Un style difficile le
black indus, dans lequel on retrouve de nombreuses choses n’ayant que peu de choses en commun. Cependant, s’il y ici des amateurs de
BLACKLODGE ou du
DIAPSIQUIR de l’époque
Crasse (« Les déchets de l’âme » où les vocaux sont signés, « Dionysiaque » également), ils retrouveront peut-être dans cet album un peu de l’abjection originelle, celle qui se focalise sur les fluides, le bas corporel (« L’humiliation dans le sang » ; « Vomir à outrance » ; « Déterminé à puer la merde »), soit un satanisme crade, post apocalyptique.
Au fil des écoutes (éreintantes, cinquante minutes au total), d’autres influences remonteront à la surface, peut-être de manière inconsciente d’ailleurs :
WURDULAK au cours de « L’humiliation dans le sang », plus étonnamment
SLAYER, l’arpège présent à 01:28 du morceau « Vomir à outrance » résonnant fortement comme ce bon vieux « Dead Skin Mask ». Proximité sans doute involontaire,
WOEST n’ayant rien d’une formation de
thrash. Je le sais, j’ai cité beaucoup de noms pour tenter de définir cette musique de cirque itinérant tenu par des psychopathes (la pochette, un hommage au capitaine Spaulding ?) voué corps et âmes à Lucifer.

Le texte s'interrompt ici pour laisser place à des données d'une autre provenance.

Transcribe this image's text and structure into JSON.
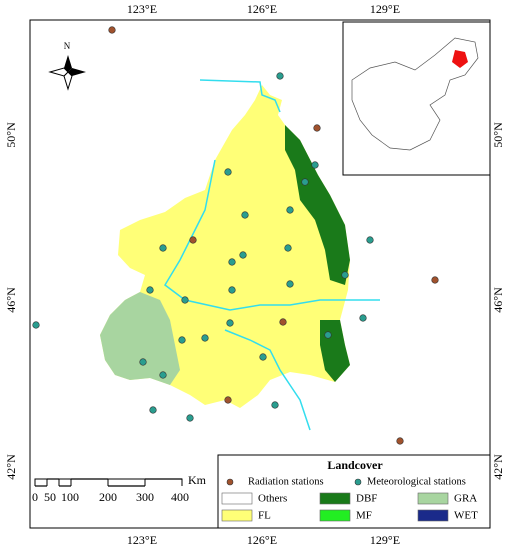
{
  "axes": {
    "top": [
      "123°E",
      "126°E",
      "129°E"
    ],
    "bottom": [
      "123°E",
      "126°E",
      "129°E"
    ],
    "left": [
      "50°N",
      "46°N",
      "42°N"
    ],
    "right": [
      "50°N",
      "46°N",
      "42°N"
    ]
  },
  "north_arrow": "N",
  "scale_bar": {
    "labels": [
      "0",
      "50",
      "100",
      "200",
      "300",
      "400"
    ],
    "unit": "Km"
  },
  "legend": {
    "title": "Landcover",
    "stations": [
      {
        "label": "Radiation stations",
        "color": "#a0522d"
      },
      {
        "label": "Meteorological stations",
        "color": "#2a9d8f"
      }
    ],
    "classes": [
      {
        "label": "Others",
        "color": "#ffffff"
      },
      {
        "label": "DBF",
        "color": "#1a7a1a"
      },
      {
        "label": "GRA",
        "color": "#a8d5a0"
      },
      {
        "label": "FL",
        "color": "#ffff77"
      },
      {
        "label": "MF",
        "color": "#22ee22"
      },
      {
        "label": "WET",
        "color": "#1a2a8a"
      }
    ]
  }
}
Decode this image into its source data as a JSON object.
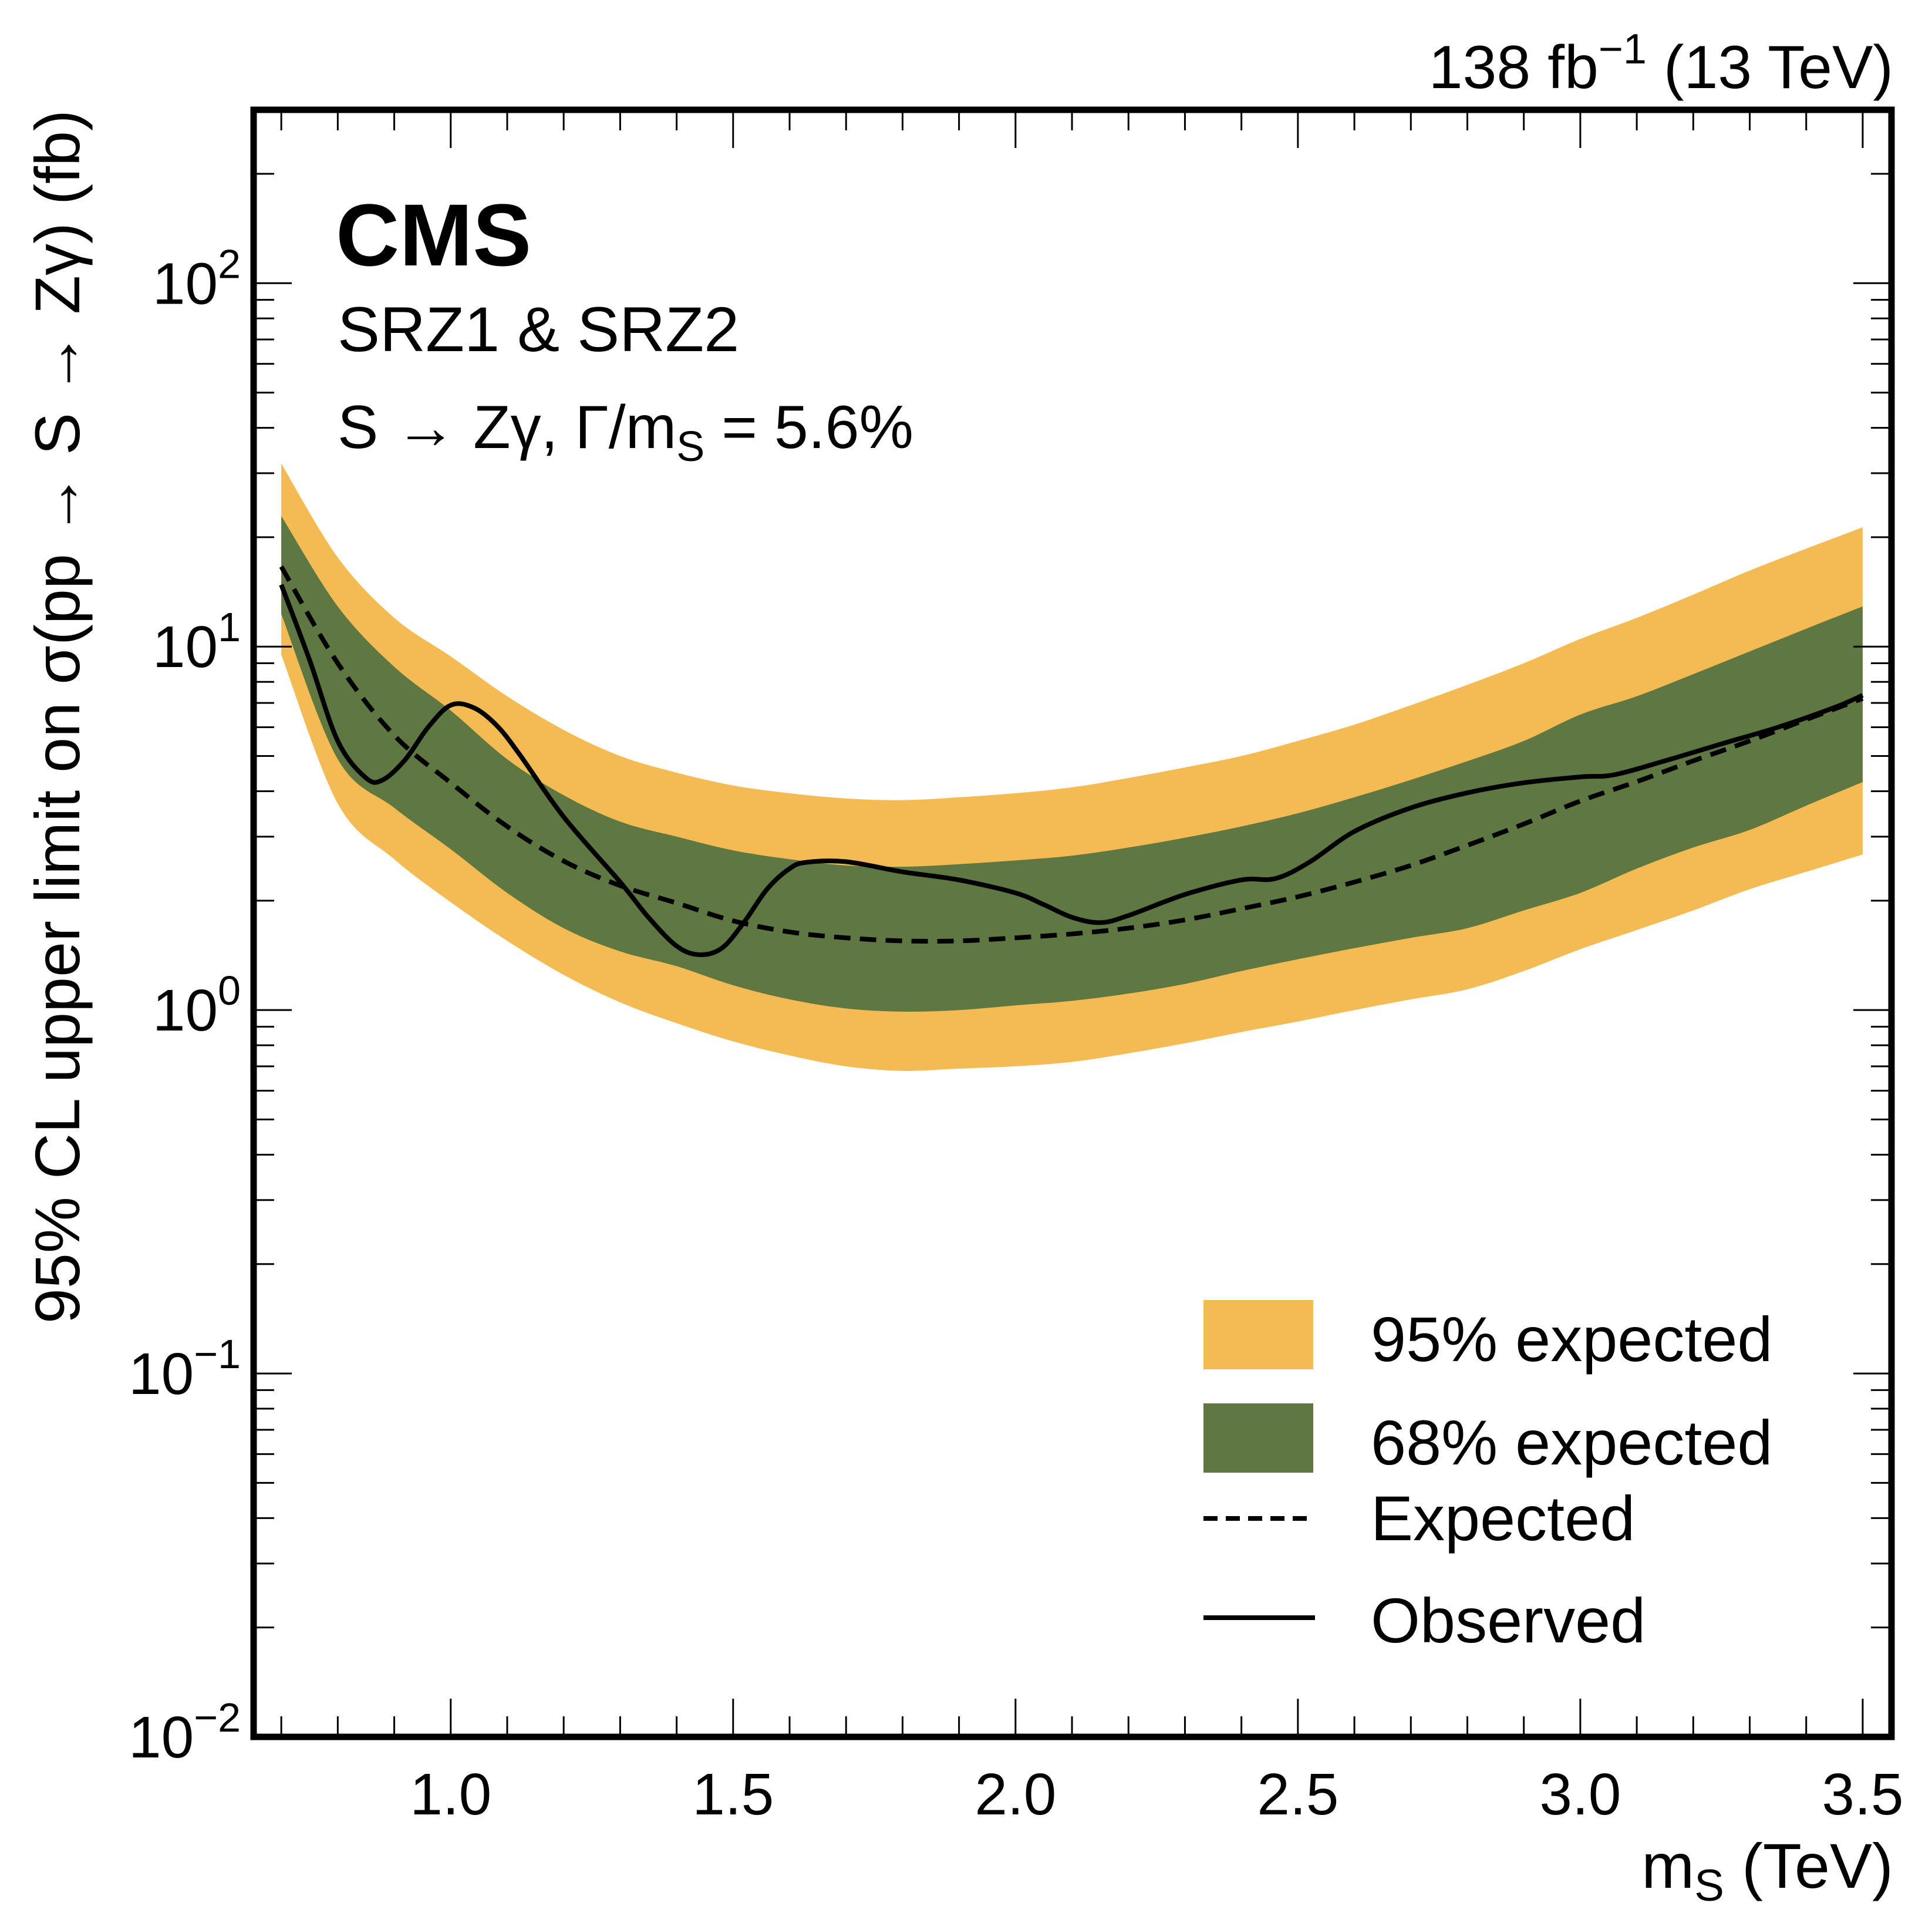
{
  "chart_data": {
    "type": "area",
    "title": "",
    "experiment_label": "CMS",
    "luminosity_label": {
      "value": "138",
      "unit": "fb",
      "exponent": "−1",
      "energy": "(13 TeV)"
    },
    "annotations": [
      "SRZ1 & SRZ2",
      {
        "process": "S → Zγ,",
        "width_label": "Γ/m",
        "width_sub": "S",
        "width_value": "= 5.6%"
      }
    ],
    "xlabel": {
      "main": "m",
      "sub": "S",
      "unit": " (TeV)"
    },
    "ylabel": "95% CL upper limit on σ(pp → S → Zγ) (fb)",
    "xlim": [
      0.651,
      3.551
    ],
    "ylim": [
      0.01,
      300
    ],
    "yscale": "log",
    "xticks": [
      {
        "value": 1.0,
        "label": "1.0"
      },
      {
        "value": 1.5,
        "label": "1.5"
      },
      {
        "value": 2.0,
        "label": "2.0"
      },
      {
        "value": 2.5,
        "label": "2.5"
      },
      {
        "value": 3.0,
        "label": "3.0"
      },
      {
        "value": 3.5,
        "label": "3.5"
      }
    ],
    "yticks": [
      {
        "value": 0.01,
        "base": "10",
        "exp": "−2"
      },
      {
        "value": 0.1,
        "base": "10",
        "exp": "−1"
      },
      {
        "value": 1,
        "base": "10",
        "exp": "0"
      },
      {
        "value": 10,
        "base": "10",
        "exp": "1"
      },
      {
        "value": 100,
        "base": "10",
        "exp": "2"
      }
    ],
    "grid": false,
    "legend_position": "bottom-right",
    "x": [
      0.7,
      0.8,
      0.9,
      1.0,
      1.1,
      1.2,
      1.3,
      1.4,
      1.5,
      1.6,
      1.7,
      1.8,
      1.9,
      2.0,
      2.1,
      2.2,
      2.3,
      2.4,
      2.5,
      2.6,
      2.7,
      2.8,
      2.9,
      3.0,
      3.1,
      3.2,
      3.3,
      3.4,
      3.5
    ],
    "series": [
      {
        "name": "95% expected",
        "kind": "band",
        "color": "#F4BB54",
        "low": [
          9.5,
          3.7,
          2.6,
          1.98,
          1.55,
          1.25,
          1.05,
          0.92,
          0.82,
          0.75,
          0.7,
          0.68,
          0.69,
          0.7,
          0.72,
          0.76,
          0.81,
          0.87,
          0.93,
          1.0,
          1.07,
          1.14,
          1.28,
          1.47,
          1.66,
          1.88,
          2.15,
          2.4,
          2.68
        ],
        "high": [
          31.9,
          17.6,
          12.0,
          9.4,
          7.3,
          5.9,
          5.0,
          4.5,
          4.15,
          3.95,
          3.82,
          3.78,
          3.85,
          3.95,
          4.1,
          4.35,
          4.65,
          5.0,
          5.5,
          6.1,
          6.9,
          7.85,
          9.0,
          10.5,
          12.0,
          13.9,
          16.2,
          18.6,
          21.3
        ]
      },
      {
        "name": "68% expected",
        "kind": "band",
        "color": "#5F7841",
        "low": [
          12.3,
          4.9,
          3.6,
          2.77,
          2.1,
          1.68,
          1.45,
          1.32,
          1.17,
          1.07,
          1.01,
          0.99,
          1.0,
          1.03,
          1.06,
          1.11,
          1.18,
          1.28,
          1.38,
          1.48,
          1.58,
          1.68,
          1.88,
          2.1,
          2.45,
          2.8,
          3.13,
          3.65,
          4.24
        ],
        "high": [
          22.9,
          12.9,
          8.8,
          6.67,
          4.9,
          3.9,
          3.3,
          3.0,
          2.75,
          2.6,
          2.5,
          2.48,
          2.52,
          2.58,
          2.66,
          2.8,
          2.98,
          3.2,
          3.48,
          3.85,
          4.3,
          4.84,
          5.5,
          6.5,
          7.3,
          8.4,
          9.7,
          11.2,
          12.9
        ]
      },
      {
        "name": "Expected",
        "kind": "line",
        "style": "dashed",
        "color": "#000000",
        "values": [
          16.6,
          9.0,
          5.7,
          4.22,
          3.2,
          2.57,
          2.2,
          1.97,
          1.76,
          1.64,
          1.58,
          1.55,
          1.55,
          1.58,
          1.62,
          1.68,
          1.77,
          1.9,
          2.05,
          2.25,
          2.5,
          2.84,
          3.25,
          3.76,
          4.25,
          4.85,
          5.5,
          6.3,
          7.2
        ]
      },
      {
        "name": "Observed",
        "kind": "line",
        "style": "solid",
        "color": "#000000",
        "x": [
          0.7,
          0.75,
          0.8,
          0.85,
          0.88,
          0.92,
          0.96,
          1.0,
          1.04,
          1.08,
          1.12,
          1.2,
          1.3,
          1.35,
          1.4,
          1.44,
          1.48,
          1.52,
          1.56,
          1.6,
          1.63,
          1.7,
          1.8,
          1.9,
          2.0,
          2.05,
          2.1,
          2.15,
          2.2,
          2.3,
          2.4,
          2.46,
          2.52,
          2.6,
          2.7,
          2.8,
          2.9,
          3.0,
          3.06,
          3.15,
          3.25,
          3.35,
          3.45,
          3.5
        ],
        "values": [
          14.8,
          9.2,
          5.5,
          4.35,
          4.3,
          4.9,
          6.0,
          6.9,
          6.8,
          6.1,
          5.1,
          3.4,
          2.25,
          1.8,
          1.5,
          1.42,
          1.48,
          1.75,
          2.15,
          2.45,
          2.55,
          2.56,
          2.4,
          2.28,
          2.1,
          1.95,
          1.8,
          1.74,
          1.82,
          2.08,
          2.28,
          2.3,
          2.55,
          3.1,
          3.6,
          3.96,
          4.22,
          4.38,
          4.44,
          4.85,
          5.4,
          6.0,
          6.8,
          7.35
        ]
      }
    ]
  }
}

L’album est difficile d’accès c’est un fait. Mais il l’est parfois pour des raisons qui tiennent au décorum : voix torturées qui s’entremêlent, hurlent, gémissent et implorent, une fascination explicite pour la laideur, le caca, la bile, j’ai parfois l’impression que la formation cherche à trop en faire dans le bizarre pour montrer à quel point elle est dépravée là où d’autres y arrivent avec un minimum d’artifices. Alors je ne dis évidemment pas que les Marseillais surjouent la démence et la satisfaction à se vautrer dans la fange, je constate juste que près d’une heure à se faire balancer des excréments de
freaks au visage, cela peut sembler parfois un peu long et je continue de penser que
WOEST décuplerait son efficacité en condensant son propos car si la démarche artistique est claire, l’auditeur n’a quant à lui quasiment aucune piste de repos, le groupe lui refusant toute possibilité de reprendre ses esprits durant ne serait-ce que quelques secondes.
Malgré tout, je ne peux que saluer la performance dans ce registre complètement fumé qui, sans atteindre la perfection d’un
SPEKTR (oui, encore une référence pour la route), parvient à provoquer un sentiment puissant de malaise nauséeux, une réussite donc.